En fait il n’y connait rien. Et il semble s’en fiche, totalement. Avec mépris. La contraception masculine, ce n’est pas son affaire. Ce n’est pas son problème. Ca ne le regarde pas. C’est pourtant lui, en tant qu’urologue, qui a le pouvoir de décider pour moi.
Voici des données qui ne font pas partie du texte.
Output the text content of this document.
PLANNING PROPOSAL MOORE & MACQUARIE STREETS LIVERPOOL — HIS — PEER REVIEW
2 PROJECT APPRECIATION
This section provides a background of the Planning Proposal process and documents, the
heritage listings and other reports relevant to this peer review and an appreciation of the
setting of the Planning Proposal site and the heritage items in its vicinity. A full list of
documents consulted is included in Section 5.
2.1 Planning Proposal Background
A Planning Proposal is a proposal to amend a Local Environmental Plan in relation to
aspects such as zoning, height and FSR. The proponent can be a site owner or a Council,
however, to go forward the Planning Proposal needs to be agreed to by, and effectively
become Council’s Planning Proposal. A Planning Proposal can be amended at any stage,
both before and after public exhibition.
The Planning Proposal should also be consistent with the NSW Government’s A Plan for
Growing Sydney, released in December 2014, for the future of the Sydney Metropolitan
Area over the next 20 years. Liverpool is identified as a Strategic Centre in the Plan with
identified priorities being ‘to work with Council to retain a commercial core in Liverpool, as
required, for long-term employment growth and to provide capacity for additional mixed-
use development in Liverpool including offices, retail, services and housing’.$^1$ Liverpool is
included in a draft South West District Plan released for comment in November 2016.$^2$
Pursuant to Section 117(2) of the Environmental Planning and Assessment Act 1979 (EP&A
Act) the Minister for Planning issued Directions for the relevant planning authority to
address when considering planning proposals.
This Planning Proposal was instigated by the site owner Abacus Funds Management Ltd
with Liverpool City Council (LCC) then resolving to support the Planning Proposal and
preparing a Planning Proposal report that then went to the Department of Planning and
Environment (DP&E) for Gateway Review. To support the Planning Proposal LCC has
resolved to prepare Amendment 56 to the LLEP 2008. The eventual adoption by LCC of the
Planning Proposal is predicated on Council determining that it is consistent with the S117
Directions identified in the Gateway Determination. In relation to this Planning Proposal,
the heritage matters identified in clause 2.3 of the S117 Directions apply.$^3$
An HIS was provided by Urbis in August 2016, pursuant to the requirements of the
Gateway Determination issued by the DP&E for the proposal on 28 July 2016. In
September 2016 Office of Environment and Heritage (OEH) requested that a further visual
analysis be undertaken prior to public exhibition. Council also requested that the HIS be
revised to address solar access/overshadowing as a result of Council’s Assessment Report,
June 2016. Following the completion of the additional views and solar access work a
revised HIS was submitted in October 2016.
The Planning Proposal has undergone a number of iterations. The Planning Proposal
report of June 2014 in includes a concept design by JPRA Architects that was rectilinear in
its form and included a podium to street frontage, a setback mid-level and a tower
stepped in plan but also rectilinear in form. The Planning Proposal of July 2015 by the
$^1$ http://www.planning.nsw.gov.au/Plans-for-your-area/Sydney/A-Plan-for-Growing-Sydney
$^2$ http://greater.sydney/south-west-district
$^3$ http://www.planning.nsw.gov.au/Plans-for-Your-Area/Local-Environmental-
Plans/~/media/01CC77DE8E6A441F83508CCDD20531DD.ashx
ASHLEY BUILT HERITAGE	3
Voilà où j’en suis aujourd’hui. Ca fait deux jours que j’ai eu ce rendez-vous et la colère retombe un peu. Mais elle retombe en emportant quelques rêves. J’aimerais bien me sentir soutenu par des professionnels de la santé. Sentir une écoute, recevoir de vrais conseils, de l’empathie. J’aimerais me dire que la.e prochain.e urologue sera une personne de confiance. J’aimerais ne pas avoir à arrondir les angles, à embellir la vérité sur mes motivations, et être sûr qu’on m’écoutera sincèrement et qu’on respectera mes choix. Bon, j’avoue que je n’étais déjà pas naïf à ce point avant la consultation, mais elle a fini de doucher mes espoirs.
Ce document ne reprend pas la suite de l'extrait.